Salah satu hal yang sedang dikaji adalah mengenai skema bunga kredit kendaraan bermotor baik roda dua maupun empat.
"Kredit kendaraan selama 4 tahun-5 tahun dengan bunga efektif. Setelah dilakukan penghitungan, nilai kendaraan tersebut ternyata dibawah dari nilai kredit yang dilunasinya. Dana cukup besar yang dikeluarkan masyarakat untuk mencicil sebenarnya dapat dipakai untuk kegiatan investasi lainnya," kata Agus di Gedung BI, Jakarta, Jumat (17/1).
Dalam informasi biro kredit BI, suku bunga dasar kredit (SBDK) terdiri dari korporasi, ritel, konsumsi, dan mikro. Kredit pemilikan kendaraan bermotor masuk dalam SBDK konsumsi non KPR.
Otoritas moneter, pada tahun lalu telah mengeluarkan SBDK mikro. Informasi bunga dasar kredit itu dijadikan acuan bagi nasabah dalam menarik pinjaman kredit perbankan.
Dalam survei perbankan yang dilakukan BI, permintaan masyarakat akan kredit kendaraan bermotor masih tinggi. Hal ini terlihat dari saldo bersih tertimbang (SBT) pada kuartal IV tahun 2013 yang naik 7,1% dibandingkan kuartal sebelumnya.
Besarnya permintaan tersebut mendorong margin (spread) antara bunga dana dan bunga kredit untuk sektor kendaraan bermotor pada tahun ini yang diperkirakan menjadi 7,68%. Padahal, marjin pada sektor KPR/KPA sebesar 6,05%.
Survei ini dilakukan pada 42 bank yang berkantor di Jakarta dengan porsi kredit mencapai 80% dari total kredit perbankan nasional.
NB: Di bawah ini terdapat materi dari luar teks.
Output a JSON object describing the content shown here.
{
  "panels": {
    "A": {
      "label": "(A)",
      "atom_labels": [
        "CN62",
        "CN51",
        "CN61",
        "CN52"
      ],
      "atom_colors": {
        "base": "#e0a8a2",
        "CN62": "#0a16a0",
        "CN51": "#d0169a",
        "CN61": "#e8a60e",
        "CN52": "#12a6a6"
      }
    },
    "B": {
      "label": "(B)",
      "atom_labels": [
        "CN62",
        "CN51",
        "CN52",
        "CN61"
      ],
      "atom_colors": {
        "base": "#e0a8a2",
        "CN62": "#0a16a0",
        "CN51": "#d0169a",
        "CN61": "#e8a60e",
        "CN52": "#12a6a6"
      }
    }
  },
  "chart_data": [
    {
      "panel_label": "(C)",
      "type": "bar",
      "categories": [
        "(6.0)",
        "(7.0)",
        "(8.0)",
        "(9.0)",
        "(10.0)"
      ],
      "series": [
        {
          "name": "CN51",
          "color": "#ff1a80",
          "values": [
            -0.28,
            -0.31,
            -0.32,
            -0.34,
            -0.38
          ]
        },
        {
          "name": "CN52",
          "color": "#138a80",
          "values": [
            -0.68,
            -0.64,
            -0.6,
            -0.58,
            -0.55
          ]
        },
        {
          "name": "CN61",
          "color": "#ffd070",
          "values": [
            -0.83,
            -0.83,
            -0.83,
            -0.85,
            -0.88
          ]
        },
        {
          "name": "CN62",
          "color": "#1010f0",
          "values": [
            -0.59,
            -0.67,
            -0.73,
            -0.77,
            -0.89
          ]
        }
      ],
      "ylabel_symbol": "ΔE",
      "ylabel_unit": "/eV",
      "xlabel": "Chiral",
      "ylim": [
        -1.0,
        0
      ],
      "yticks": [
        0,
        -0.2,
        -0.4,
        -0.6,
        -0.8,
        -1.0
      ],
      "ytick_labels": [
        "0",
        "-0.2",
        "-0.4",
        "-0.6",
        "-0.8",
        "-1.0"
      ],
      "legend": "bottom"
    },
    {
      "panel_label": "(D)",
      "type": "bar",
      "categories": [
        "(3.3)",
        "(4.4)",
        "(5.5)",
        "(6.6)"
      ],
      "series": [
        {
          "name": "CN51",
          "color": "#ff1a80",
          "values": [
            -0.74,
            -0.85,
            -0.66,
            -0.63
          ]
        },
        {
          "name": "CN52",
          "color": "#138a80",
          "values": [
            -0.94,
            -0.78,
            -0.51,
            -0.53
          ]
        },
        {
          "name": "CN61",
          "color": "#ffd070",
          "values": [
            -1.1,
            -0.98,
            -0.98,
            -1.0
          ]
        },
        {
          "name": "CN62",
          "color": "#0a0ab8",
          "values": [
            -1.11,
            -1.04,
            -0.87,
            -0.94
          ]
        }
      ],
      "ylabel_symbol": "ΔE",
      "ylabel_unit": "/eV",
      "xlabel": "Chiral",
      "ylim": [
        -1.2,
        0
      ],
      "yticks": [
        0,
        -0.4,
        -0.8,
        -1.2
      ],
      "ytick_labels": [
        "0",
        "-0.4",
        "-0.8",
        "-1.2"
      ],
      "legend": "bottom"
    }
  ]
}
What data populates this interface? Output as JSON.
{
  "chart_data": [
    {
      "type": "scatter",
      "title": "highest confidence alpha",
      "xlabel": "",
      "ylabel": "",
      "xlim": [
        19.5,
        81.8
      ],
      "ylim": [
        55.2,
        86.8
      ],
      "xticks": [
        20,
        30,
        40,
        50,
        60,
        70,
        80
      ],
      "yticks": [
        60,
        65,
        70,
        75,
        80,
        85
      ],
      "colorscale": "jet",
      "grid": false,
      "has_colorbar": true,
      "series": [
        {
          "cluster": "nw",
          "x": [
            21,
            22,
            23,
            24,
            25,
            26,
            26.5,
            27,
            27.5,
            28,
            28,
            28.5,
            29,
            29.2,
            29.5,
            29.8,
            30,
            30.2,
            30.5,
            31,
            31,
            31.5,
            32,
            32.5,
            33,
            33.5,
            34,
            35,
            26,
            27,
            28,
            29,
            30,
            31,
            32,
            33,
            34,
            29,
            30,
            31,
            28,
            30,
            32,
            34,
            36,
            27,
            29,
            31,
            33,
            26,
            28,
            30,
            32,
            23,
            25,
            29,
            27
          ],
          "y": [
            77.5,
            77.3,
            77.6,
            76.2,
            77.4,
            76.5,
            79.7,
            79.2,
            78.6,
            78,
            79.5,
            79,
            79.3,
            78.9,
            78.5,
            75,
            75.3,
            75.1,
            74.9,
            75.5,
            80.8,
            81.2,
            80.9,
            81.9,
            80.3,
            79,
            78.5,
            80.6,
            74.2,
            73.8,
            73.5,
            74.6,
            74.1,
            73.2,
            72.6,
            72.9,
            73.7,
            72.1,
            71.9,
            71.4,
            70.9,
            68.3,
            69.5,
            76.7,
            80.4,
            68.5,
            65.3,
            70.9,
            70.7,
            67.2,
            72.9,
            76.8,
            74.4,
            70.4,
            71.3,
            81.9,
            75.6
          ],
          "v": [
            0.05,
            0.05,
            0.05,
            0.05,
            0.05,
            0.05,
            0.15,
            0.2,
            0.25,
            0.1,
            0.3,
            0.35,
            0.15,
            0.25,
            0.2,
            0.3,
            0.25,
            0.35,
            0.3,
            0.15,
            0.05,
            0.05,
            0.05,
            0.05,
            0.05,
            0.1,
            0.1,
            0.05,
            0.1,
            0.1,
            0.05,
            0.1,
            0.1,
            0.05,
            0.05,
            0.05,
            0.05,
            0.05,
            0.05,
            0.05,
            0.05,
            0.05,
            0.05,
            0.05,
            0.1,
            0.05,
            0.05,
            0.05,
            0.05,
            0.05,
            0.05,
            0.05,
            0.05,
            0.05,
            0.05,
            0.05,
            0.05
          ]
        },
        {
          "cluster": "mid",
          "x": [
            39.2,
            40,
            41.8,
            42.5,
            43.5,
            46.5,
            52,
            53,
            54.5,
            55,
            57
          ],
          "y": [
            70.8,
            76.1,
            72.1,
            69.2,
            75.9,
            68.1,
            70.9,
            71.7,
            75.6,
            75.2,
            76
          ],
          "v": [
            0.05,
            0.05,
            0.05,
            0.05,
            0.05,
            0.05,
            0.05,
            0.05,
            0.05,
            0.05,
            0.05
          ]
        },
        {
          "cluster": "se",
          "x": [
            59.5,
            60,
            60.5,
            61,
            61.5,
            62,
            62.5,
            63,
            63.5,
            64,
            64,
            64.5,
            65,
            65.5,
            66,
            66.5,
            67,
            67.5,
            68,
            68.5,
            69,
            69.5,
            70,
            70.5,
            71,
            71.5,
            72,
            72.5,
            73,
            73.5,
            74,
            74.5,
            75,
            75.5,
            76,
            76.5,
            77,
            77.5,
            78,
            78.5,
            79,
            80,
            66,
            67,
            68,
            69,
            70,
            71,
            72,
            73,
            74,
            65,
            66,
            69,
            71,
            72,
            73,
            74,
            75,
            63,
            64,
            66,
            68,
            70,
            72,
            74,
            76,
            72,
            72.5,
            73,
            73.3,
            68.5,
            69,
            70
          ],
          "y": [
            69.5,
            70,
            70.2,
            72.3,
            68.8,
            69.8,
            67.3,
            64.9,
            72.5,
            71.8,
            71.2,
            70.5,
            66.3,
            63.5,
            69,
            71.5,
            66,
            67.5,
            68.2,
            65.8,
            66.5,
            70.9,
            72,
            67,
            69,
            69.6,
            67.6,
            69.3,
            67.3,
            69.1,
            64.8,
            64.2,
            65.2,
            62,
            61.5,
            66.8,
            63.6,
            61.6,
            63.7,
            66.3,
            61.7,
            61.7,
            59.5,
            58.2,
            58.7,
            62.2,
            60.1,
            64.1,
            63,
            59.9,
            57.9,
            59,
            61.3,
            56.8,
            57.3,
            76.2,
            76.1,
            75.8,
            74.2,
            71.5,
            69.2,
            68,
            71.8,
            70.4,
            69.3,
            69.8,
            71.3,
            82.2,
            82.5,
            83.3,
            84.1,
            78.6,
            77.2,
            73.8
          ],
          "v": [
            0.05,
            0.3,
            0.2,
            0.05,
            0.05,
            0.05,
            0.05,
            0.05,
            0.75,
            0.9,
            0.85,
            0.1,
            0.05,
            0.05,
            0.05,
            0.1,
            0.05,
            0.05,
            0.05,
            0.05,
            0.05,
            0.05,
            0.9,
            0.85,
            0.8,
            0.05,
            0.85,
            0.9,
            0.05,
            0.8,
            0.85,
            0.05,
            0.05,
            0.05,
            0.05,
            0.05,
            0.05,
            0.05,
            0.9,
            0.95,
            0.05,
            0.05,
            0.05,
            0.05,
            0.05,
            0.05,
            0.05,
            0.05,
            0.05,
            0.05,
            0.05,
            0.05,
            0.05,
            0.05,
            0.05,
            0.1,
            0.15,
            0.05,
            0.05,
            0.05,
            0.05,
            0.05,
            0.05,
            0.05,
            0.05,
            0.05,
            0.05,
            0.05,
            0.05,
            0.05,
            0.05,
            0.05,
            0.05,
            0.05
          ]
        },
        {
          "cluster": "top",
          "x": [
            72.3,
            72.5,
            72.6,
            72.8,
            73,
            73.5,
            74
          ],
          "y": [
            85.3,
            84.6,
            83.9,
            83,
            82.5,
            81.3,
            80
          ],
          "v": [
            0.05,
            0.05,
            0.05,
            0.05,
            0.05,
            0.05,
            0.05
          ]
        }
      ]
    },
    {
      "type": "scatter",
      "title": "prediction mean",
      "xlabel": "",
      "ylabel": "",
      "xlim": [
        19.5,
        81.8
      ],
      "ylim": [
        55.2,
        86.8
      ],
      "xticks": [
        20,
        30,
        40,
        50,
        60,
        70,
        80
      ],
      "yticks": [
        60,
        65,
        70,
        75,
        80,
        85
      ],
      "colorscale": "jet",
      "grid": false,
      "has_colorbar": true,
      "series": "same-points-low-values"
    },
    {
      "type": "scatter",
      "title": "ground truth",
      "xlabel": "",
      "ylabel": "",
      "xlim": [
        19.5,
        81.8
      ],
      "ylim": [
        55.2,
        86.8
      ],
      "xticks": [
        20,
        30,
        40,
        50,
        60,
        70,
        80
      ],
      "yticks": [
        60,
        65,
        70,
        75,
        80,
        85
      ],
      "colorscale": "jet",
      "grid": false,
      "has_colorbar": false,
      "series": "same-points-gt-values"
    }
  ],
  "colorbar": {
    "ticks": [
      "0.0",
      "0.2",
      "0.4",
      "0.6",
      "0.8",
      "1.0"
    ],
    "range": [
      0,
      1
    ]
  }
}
Survei ditujukan untuk mengetahui informasi kebijakan perbankan dalam penyaluran kredit, penghimpunan dana, dan penentuan suku bunga, serta permintaan dan penawaran kredit baru.
Dalam kesempatan yang sama, Direktur Eksekutif Departemen Kebijakan Makroprudensial BI Darsono menyatakan, hasil kajian yang saat ini sedang dilakukan adalah untuk melengkapi informasi mengenai SBDK. Ia memastikan,kajian ini dilakukan bukan untuk menekan pertumbuhan kredit, melainkan untuk tujuan memitigasi risiko.
"Kami kaji secara komprehensif, semua segmen baik tiap sektor maupun Sub sektor, untuk memitigasi risiko," ujarnya.
Darsono bilang, potensi meningkatnya risiko ini terjadi karena sejumlah tekanan. Kondisi perlambatan ekonomi nasional, kenaikan tingkat suku bunga acuan atau BI rate dan juga kenaikan harga bahan bakar minyak (BBM) bersubsidi, menjadi variabel yang menekan kemampuan masyarakat dalam melunasi kreditnya.